L'Afrique du Sud n'est pas un grand État pétrolier, mais un producteur minier de premier plan. Elle a souffert, mais certaines de ses exportations, comme l'or, ont connu de meilleurs prix en 2016. De plus, elle a de loin l'appareil économique le plus puissant et diversifié et est le seul État subsaharien rangé dans les grands émergents. En revanche, elle subit de plein fouet, et depuis quelques années, une grave crise énergétique qui pénalise ses industries, un chômage élevé et un manque de main-d'œuvre qualifiée, de vives tensions sociales et un régime politique à bout de souffle. Les réformes nécessaires pour faire repartir une croissance qui s'étiole sont donc toujours en attente.
L'Angola est au contraire quasi totalement dépendant du pétrole, considéré comme une rente presque patrimoniale par le clan au pouvoir depuis 37 ans. Celui-ci a laissé le pays s'enfoncer dans la récession économique sans réaction appropriée.
Le Nigeria a une situation intermédiaire : il est le premier producteur pétrolier d'Afrique subsaharienne, mais sa puissance s'appuie aussi sur sa population, une diversification économique bien engagée et le dynamisme de ses entreprises. Il connaît pourtant d'importantes difficultés sécuritaires, une corruption endémique et une chute de sa monnaie qui réduit ses réserves en devises et freine des importations prioritaires. Comme on le voit, ces trois pays n'ont pas profité de situations antérieures privilégiées pour préparer des futurs plus moroses. Ils ont été en quelque sorte des « pays cigales ». Ils ont maintenant fortement besoin d'autorités fortes, crédibles et visionnaires, capables de mener rapidement à bien les profondes transformations structurelles nécessaires. Celles-ci devront viser une meilleure gouvernance, des diversifications sectorielles, une meilleure gestion des finances publiques, la création maximale d'emplois et une croissance plus inclusive.
Quels sont les zones, les pays partis pour mieux s'en sortir en 2017 ?

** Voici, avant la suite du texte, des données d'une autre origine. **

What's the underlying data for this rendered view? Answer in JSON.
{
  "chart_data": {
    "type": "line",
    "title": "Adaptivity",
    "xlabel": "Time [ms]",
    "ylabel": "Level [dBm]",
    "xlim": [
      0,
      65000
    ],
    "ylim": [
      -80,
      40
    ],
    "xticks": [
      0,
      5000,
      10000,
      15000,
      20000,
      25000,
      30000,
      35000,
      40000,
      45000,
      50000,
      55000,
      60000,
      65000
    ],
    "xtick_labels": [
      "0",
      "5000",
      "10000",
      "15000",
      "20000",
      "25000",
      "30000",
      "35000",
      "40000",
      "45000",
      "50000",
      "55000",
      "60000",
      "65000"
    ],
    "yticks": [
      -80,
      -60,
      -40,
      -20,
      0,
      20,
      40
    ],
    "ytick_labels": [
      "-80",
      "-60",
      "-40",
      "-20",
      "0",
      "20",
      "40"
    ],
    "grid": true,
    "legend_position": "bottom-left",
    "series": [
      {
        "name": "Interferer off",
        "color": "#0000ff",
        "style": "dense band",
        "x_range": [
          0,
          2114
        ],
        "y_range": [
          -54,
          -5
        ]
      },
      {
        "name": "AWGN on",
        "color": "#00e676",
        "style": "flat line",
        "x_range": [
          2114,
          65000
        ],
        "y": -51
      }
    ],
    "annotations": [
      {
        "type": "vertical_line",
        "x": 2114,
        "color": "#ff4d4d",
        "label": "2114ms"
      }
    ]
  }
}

L'UEMOA est actuellement la région subsaharienne avec le meilleur taux de croissance. La zone est en particulier entraînée par la Côte d'Ivoire qui a repris son rôle ancien de locomotive de l'Union. La stratégie des autorités y est claire et pertinente. Des investissements publics massifs ont d'abord amélioré des infrastructures essentielles et se poursuivent. Des investissements privés prennent maintenant le relais dans deux principales directions : l'industrie agroalimentaire en vue d'une transformation sur place des productions agricoles auparavant exportées ; le commerce et les services tournés vers la satisfaction de classes moyennes en expansion. Quelques autres pays, comme le Maroc, l'Éthiopie ou le Rwanda, paraissent avoir aussi des stratégies capables de transformer leur économie et leur société. Leur défi sera double : réussir à compléter les premières mesures favorables pour toucher peu à peu tous les aspects de la vie économique et sociale ; faire durer ces tendances positives sur une période suffisamment longue pour que les changements soient irréversibles. Il y aura sans doute peu d'élus dans cette course d'obstacles.